Anti-car group wants Duluth to stop requiring developers to build parking
There’s a new front in the campaign to eliminate our society’s stubborn dependence on the automobile in the name of global warming. Namely, just stop building parking lots and ramps and watch what happens.
As part of a comprehensive review of parking policy in Duluth, the city planning commission recently heard from the head of the Parking Reform Network, a Portland-based organization dedicated to drastically reducing automobiles in cities, one parking space at a time.
The leftist group’s website makes clear the direction they’re steering us.
Car parking encourages more car ownership and more driving. When people can cheaply and easily park their cars, they’ll use them more often. When, because of parking lots, it’s difficult to walk somewhere, then driving and parking might be the only choice. When most people drive, it’s difficult to generate the density and demand for good transit service…
Car parking makes our communities less equitable. Parking requirements force car-free (and car-lite) households to pay for costly parking spaces they don’t need, and since vehicle ownership tends to increase with income, this often forces lower-income households to subsidize the parking costs of their more affluent neighbors.
One of the organization’s main strategies is to sell cities like Duluth on ending the requirement for developers to build more parking places to accommodate the increased traffic that results from most projects. The anti-automobile outfit gets a foot in the door by presenting the concept as a way to reduce development costs, according to the News Tribune.
City officials may call an end to telling developers how much parking they need to provide in order to do business in the community.
This week, members of the Duluth Planning Commission heard from Tony Jordan, president of the Portland, Oregon-based Parking Reform Network, who encouraged the city to follow in the footsteps of more than 50 communities nationwide that have done away with parking mandates.
Jordan suggested local developers and entrepreneurs can be relied upon to determine their own parking needs, predicting: “They’ll make smart decisions about their business, because it’s their money on the line.”
But that’s just the beginning of the drastic policy changes the Parking Reform Network wants to see adopted. The recommendations listed on its website would significantly jack up costs for drivers using existing parking places, effectively a financial penalty for driving.
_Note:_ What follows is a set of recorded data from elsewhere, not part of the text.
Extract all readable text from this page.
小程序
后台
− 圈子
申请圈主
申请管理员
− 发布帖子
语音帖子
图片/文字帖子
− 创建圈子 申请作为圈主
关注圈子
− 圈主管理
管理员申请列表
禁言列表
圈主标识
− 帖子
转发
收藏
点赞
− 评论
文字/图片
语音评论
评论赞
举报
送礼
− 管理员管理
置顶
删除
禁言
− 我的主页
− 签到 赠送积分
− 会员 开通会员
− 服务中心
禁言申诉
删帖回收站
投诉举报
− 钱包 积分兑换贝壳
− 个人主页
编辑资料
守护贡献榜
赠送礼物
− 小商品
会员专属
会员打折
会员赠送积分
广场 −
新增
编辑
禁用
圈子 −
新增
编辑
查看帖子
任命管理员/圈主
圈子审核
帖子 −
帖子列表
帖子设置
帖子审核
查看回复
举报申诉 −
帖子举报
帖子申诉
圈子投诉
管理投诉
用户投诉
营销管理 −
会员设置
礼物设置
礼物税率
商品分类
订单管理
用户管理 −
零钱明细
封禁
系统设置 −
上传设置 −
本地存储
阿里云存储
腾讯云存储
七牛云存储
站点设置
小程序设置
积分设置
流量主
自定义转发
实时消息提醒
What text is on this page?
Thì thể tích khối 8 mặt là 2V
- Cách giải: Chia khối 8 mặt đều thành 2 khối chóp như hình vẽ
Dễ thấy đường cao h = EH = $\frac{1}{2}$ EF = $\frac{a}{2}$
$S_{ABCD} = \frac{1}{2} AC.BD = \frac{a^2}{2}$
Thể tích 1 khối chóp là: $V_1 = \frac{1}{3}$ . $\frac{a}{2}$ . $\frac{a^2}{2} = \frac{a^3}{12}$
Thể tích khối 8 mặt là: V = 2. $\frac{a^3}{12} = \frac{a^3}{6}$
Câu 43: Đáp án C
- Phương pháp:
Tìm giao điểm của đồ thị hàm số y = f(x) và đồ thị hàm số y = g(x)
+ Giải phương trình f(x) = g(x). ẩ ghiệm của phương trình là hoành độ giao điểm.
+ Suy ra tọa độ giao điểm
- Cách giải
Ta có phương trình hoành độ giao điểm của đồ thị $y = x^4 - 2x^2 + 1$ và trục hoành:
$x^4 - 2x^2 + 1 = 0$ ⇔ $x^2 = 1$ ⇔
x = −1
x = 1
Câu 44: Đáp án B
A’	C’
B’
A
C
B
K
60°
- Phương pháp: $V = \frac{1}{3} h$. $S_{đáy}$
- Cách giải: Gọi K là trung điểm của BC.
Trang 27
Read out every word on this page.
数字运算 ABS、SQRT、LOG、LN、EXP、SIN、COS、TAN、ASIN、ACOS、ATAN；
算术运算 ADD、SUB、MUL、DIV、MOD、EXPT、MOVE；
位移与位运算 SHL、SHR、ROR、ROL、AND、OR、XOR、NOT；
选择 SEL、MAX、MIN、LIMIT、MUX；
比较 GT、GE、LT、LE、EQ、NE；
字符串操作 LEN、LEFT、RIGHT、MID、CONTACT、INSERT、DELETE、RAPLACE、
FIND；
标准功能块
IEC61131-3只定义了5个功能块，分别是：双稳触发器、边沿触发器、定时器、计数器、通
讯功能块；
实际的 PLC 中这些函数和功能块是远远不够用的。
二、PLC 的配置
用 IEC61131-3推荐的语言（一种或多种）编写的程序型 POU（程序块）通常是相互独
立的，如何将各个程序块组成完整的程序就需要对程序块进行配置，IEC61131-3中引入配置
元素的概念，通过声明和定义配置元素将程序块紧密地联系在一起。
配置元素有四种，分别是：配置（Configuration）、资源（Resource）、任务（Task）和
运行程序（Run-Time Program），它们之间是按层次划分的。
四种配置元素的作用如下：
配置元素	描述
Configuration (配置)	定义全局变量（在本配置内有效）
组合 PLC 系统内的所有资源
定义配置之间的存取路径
Performance pricing for public on-street (and municipal garage) parking
Mandatory parking cash-out for employer-paid parking
Peak-hour commuter parking surcharges
Unbundling of the cost of parking from building leases and sales
Some members of the planning commission voiced concerns over the inevitable impact of restricting parking on tourism and business in a community that relies heavily on the automobile.
“We really do want to make sure we get this right for Duluth,” said Adam Fulton, deputy director of the city’s planning and economic development division, as he encouraged planning commission members to consider the various ramifications of the proposed parking policy changes.
[Planning Commissioner Andrea] Wedul talked about the importance of bolstering the city’s mass transit system if Duluth is going to reduce its dependence on personal vehicles in the future.
Wedul also noted that tourism plays an important role in Duluth’s economy and asked whether reduced parking requirements might jeopardize that business, as most tourists arrive in town via personal vehicles.
Duluth already exempts developers in downtown and on the waterfront from a requirement to add parking spaces. But it remains to be seen whether city planners go further down a road that makes Duluth a less doable destination for drivers.